The number of Women’s Society SHGs is 1,176. The number of Janashakthi Banku Sangam branches is 149. The number of clients to which the Janashakthi Banku Sangam provides micro finance program services is 99,285. The total value of shares in the enterprise purchased by members is Rs. 72,920,352. Depositors have invested Rs. 503,430,218 in the enterprise.
The number of active borrowers from the Janashakthi Banku Sangam’s micro finance program is 23,724. The total loan portfolio of the Janashakthi Banku Sangam is Rs. 627,245, 691. Of this only 2.55% are overdue over 30 days, all other repayments of loan instalments are on time. The surplus of income over expenditure in 2100 was Rs. 24 million. The assets, Rs. 1,142 million. Total liabilities for 2011 were Rs. 511 million.
This is an outstanding performance and profile for women from, what was at one time one of the most underdeveloped areas of Sri Lanka, achieved in the timeframe of 1998 to 2012, a mere 14 years. Hambantota’s social indicators are also much improved.
What of the future? The first requirement is that the micro finance operation of the WDF through the Janashakthi Banku Sangam must be placed on a firm legal footing. For this, the draft legislation on setting up a regulatory framework for micro finance under the authority of the Monetary Board of the Central Bank of Sri Lanka must be enacted soon.
Once this is done and the WDF’s Janashakthi Banku Sangam is registered as a Micro Finance Institution, then the confusion over the legality of deposit taking brought about by the provisions of the Finance Business Act of 2012 will be cleared and the Banku Sangam will be on a firm legal footing.
The second would be enhancing the WDF’s capacity to provide insurance services to its membership and to others. The poor remain poor mainly due to the fact that they are unable to cope with economic shocks – sudden unexpected events such as death, sickness, catastrophes such as floods, cyclones, fire, etc. The WDF has already a micro insurance scheme for its members. This insurance scheme covers: death of the borrower, permanent paralysis of the borrower, natural catastrophes like flood and drought, if the enterprise which has been set up by the loan is destroyed by fire, theft or robbery of the assets of the enterprise.

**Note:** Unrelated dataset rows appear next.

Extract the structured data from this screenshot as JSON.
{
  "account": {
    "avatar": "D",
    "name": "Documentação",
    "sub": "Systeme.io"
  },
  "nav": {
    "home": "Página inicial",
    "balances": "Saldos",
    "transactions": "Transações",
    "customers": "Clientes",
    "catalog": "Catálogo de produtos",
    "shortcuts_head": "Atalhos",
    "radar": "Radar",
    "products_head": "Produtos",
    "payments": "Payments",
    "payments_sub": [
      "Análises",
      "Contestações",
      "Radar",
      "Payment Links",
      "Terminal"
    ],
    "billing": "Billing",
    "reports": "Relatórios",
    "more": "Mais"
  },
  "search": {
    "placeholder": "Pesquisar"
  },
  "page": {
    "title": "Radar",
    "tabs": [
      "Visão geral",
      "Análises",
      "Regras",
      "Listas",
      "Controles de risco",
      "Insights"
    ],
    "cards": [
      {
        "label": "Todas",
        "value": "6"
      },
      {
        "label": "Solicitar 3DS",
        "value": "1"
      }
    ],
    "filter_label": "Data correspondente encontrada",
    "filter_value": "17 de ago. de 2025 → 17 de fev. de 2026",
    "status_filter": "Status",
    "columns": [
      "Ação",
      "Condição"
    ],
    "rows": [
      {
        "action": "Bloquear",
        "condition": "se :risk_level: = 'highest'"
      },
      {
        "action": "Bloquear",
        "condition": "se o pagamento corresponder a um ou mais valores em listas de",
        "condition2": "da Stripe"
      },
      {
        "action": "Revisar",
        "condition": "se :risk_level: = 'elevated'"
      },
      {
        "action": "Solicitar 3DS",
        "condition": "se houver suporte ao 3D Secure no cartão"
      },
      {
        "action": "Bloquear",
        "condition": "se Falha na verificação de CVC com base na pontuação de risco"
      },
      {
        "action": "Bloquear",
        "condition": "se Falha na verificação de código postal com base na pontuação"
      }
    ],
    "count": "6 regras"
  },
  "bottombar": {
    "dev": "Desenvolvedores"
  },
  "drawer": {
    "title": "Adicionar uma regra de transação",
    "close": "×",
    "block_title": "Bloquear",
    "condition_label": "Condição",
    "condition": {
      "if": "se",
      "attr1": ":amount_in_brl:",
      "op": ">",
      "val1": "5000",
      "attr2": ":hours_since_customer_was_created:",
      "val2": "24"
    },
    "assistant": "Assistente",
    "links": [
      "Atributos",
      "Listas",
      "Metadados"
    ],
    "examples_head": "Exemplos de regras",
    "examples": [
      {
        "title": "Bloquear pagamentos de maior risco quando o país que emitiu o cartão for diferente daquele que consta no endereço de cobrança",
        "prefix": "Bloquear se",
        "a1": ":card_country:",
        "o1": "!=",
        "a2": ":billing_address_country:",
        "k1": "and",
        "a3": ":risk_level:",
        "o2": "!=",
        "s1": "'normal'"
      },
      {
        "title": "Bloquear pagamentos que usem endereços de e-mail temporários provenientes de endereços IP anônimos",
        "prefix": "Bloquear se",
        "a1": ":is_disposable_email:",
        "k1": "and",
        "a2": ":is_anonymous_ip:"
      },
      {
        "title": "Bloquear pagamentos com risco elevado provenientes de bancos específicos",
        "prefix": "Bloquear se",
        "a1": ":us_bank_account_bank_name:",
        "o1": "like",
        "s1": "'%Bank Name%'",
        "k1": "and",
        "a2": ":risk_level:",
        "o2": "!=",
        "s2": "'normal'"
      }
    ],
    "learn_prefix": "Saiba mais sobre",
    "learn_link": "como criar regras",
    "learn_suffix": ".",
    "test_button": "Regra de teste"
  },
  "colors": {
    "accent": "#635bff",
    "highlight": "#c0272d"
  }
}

In the future the WDF should consider hiving off its insurance business into a separate entity, in compliance with the regulatory environment of insurance in Sri Lanka, get into a fully-fledged subsidiary which would focus on providing micro insurance to poor residents of the region to assist them to face up to various unexpected economic shocks which are the fundamental reason why people fall into or fall back into poverty.
The third step would be for the Janashakthi Banku Sangam to get into providing members with a Mobile Money Service. Given the penetration of mobile phone connectivity in Sri Lanka, without doubt over 75% of the membership must be connected. Mobile money services will provide them to undertake financial transactions without ever having to visit the branch. The legal framework for mobile money services is already in place in Sri Lanka; providers such as Dialog Axiata PLC are already providing it through their eZ cash window.
The fourth future step for the WDF would be to provide technical support to other women’s groups in and out of Sri Lanka who aspire to set up an institution such as theirs. This is already being done in a small way. But this service could be enhanced and developed and turn into an income generating enterprise, through the provision of consultancy services.
The success of the Janashakthi Banku Sangam of the Women’s Development Federation is an inspiration for all Sri Lankans; something of which we should be really proud. Self help, not dependency, is the way to go; it is important that the policy and legal framework must be supportive.